DEFENSA PROPIA


SE SENTÍA PODEROSO, UN DIOS. La tenía donde quería tenerla, inmersa en el terror. Pensaba paladear ese momento, alargarlo lo más posible, disfrutarlo como se merecía. Porque se lo había merecido. Su trabajo le había costado hacerle ver a esa puta quién mandaba, y ahora que la tenía encadenada al miedo constante, sin concesiones, asestaría el golpe maestro.
Conocía al dedillo cada uno de sus movimientos, así que sabía que en poco menos de diez minutos saldría por la puerta. Entonces rodearía su cuello con el sisal que llevaba preparado y la metería por la fuerza en casa. Allí podría trabajársela cómodamente, sin prisas.
Notó la tirantez del pantalón en la entrepierna. ¡Maldita sea, ahora no! Trató de pensar en otra cosa, no le convenía empalmarse antes de tiempo. Se recostó contra la pared en la oscuridad del descansillo, su brazo desnudo rozando la jamba. Sintió un escalofrío de placer. Ya faltaba poco.
Oyó el tintinear de unas llaves y luego la puerta se entre abrió dejando salir un haz de luz del interior del piso. Dio dos tirones a la soga para asegurarse de que no se le desenrollaría de las manos y se dispuso a actuar. 
La luz del descansillo se encendió.
«Pero ¿qué…?»
No pudo seguir pensando. El brillo acerado de los ojos que miraban los suyos le confundió. Tampoco tuvo tiempo de reaccionar a la descarga. Le dolió, pero no le hizo perder del todo el conocimiento, por lo que podía notarlo todo a su alrededor.
 Se sintió arrastrado de los pies. Su cabeza rebotó contra el suelo antes de acabar sobre una mullida alfombra. Alguien le dio la vuelta de modo que su cara quedó contra la tarima. Una presa imposible lo inmovilizó cuando estaba a punto de recobrar el movimiento de su cuerpo. Intentó zafarse sin resultado. Cuanto más se movía, más le dolía el brazo, que tenía retorcido hacia atrás, y el cuello, que aguantaba la presión de algo firme y duro, una rodilla seguramente.
No. No era posible. Ella era incapaz de hacer aquello.
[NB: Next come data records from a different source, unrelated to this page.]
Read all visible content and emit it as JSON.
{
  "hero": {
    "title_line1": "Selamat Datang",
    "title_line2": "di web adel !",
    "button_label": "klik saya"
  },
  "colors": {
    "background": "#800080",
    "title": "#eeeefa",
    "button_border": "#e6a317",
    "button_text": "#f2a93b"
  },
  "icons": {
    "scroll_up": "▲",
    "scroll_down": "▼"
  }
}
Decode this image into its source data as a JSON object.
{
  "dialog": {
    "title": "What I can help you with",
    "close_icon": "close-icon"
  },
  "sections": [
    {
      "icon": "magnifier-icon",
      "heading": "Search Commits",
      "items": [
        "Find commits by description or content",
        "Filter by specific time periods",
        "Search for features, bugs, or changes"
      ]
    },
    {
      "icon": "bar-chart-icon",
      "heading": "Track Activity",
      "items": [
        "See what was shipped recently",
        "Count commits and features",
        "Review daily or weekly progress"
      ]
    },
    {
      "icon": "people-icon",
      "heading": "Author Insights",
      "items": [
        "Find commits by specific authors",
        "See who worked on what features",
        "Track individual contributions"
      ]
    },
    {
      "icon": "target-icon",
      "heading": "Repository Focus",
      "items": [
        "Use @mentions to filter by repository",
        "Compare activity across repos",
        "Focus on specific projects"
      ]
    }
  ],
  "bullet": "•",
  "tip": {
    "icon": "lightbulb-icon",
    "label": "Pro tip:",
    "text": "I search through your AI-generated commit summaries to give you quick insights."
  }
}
Entonces se dio cuenta de que eran dos personas las que lo sujetaban.
Todo estaba sucediendo al revés.
No hubo golpes, ni insultos, ni tan siquiera un pequeño reproche.
—Si se mueve, lo fríes —dijo una voz, de sobra conocida.
Era ella, la maldita puta que le había hechizado y luego abandonado. Como si a él se le pudiera abandonar sin más, sin consecuencias.
—Con gusto —respondió otra voz femenina con acento argentino.
El odio subió como bilis por su garganta.
Enseguida, sin embargo, se olvidó de sus deseos de venganza. Notó que le metían un trapo en la boca. Apenas podía respirar. Tuvo náuseas.
—Esta es la última vez que haces daño a una mujer —le dijo al oído la voz argentina en un tono duro como la piedra.
Entonces experimentó un fuerte tirón en los brazos y de pronto se encontró de pie. Inmediatamente le dieron la vuelta. Estaba frente a sus agresoras, la cara de su ex muy cerca de la suya. Cerró el puño con la intención de darle un buen puñetazo, pero no pudo. Un golpe seco en la sien le produjo un dolor que le traspasó el cerebro. Y ya no sintió más. Se desplomó como un saco.
Al recuperar el conocimiento, sintió un vahído y una insoportable presión en la nuca. Estaba dentro de una ambulancia con un agente a cada lado de la camilla. «¿Qué hostias pasa?» intentó decir. Pero de su boca no salió palabra alguna.
—Traumatismo cerebral con parálisis —dijo alguien.
«Esta es la última vez que haces daño a una mujer.» Oía una y otra vez, sin parar, en una repetición de gramola desvencijada.
Se estaba volviendo loco. La voz se negaba a salir de su cabeza.
—¡Déjame en paz! —Gritó.
Nadie le oyó.
El grito solo se había producido en su mente.